The earliest known reference to Bishop Auckland itself is as a gift of a Bishop’s borough given to the Bishop of Durham as a gift by King Canute in around 1020. However, a village almost certainly existed on the town’s present site long before this, with there being a church in South Church from as early as Saxon times. Furthermore, the Romans had a look-out post where Auckland Castle is sited today and a 10 acre (0.04 km²) fort at nearby Binchester.
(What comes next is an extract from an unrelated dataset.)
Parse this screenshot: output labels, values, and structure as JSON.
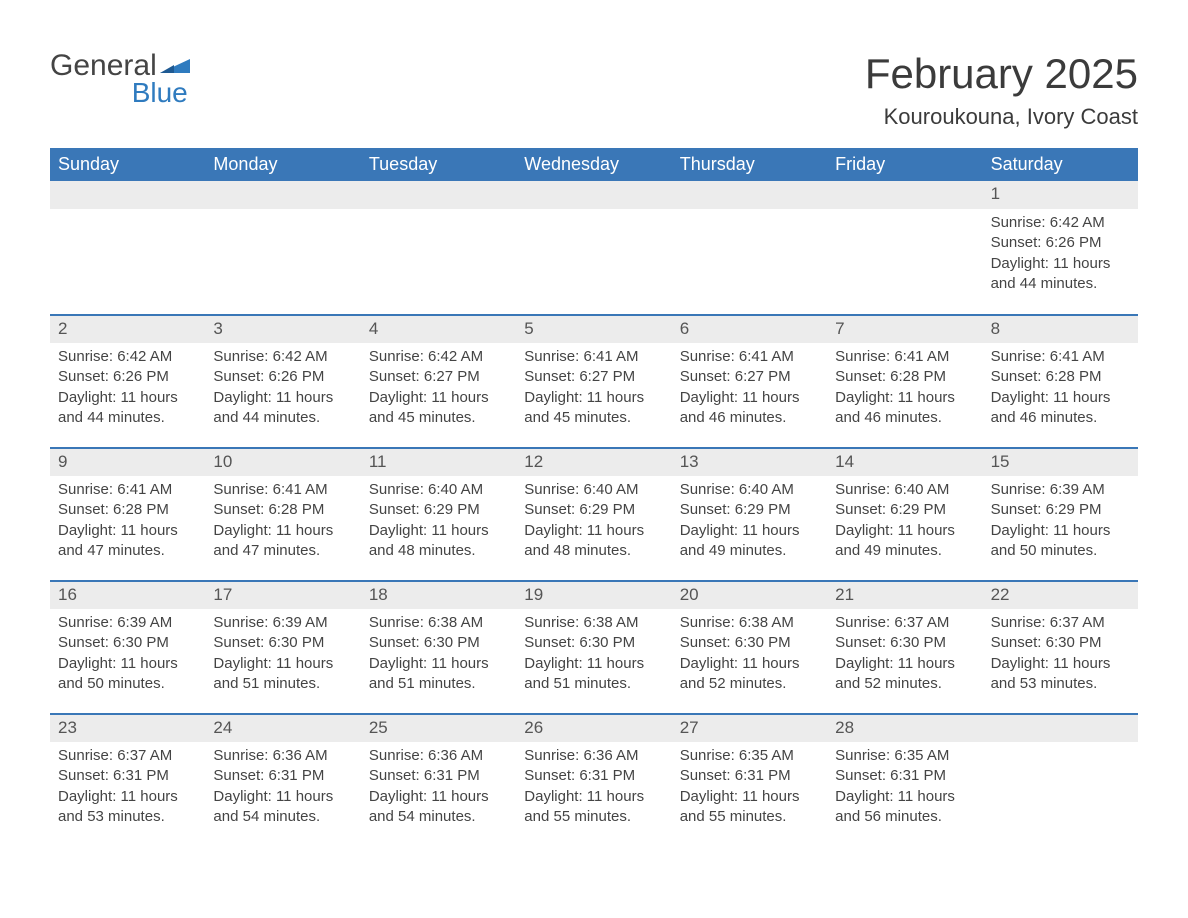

Much of the town’s earliest history surrounds its links with the Bishops of Durham. In 1083, monks were sent from Durham Cathedral to establish a collegiate church, and in around 1183 Bishop Pudsey established a manor house in the town. Bishop Bek who preferred the town as his main residence over Durham Castle due to its proximity to hunting grounds later converted the manor house into a castle.
With the arrival of large scale coal mining, and the associated railways in the nineteenth century the town grew rapidly.
Coal mining continued as a major industry until the mid-twentieth century when it went into massive decline.
A third tier was added at the May 2007 local elections when a new town council was established. After the elections, the council elected Barbara Laurie as the town’s first mayor.
The town is a part of the Bishop Auckland parliamentary constituency, and is currently represented at Westminster by Helen Goodman MP (Labour). The town is in the North East England European Parliament constituency.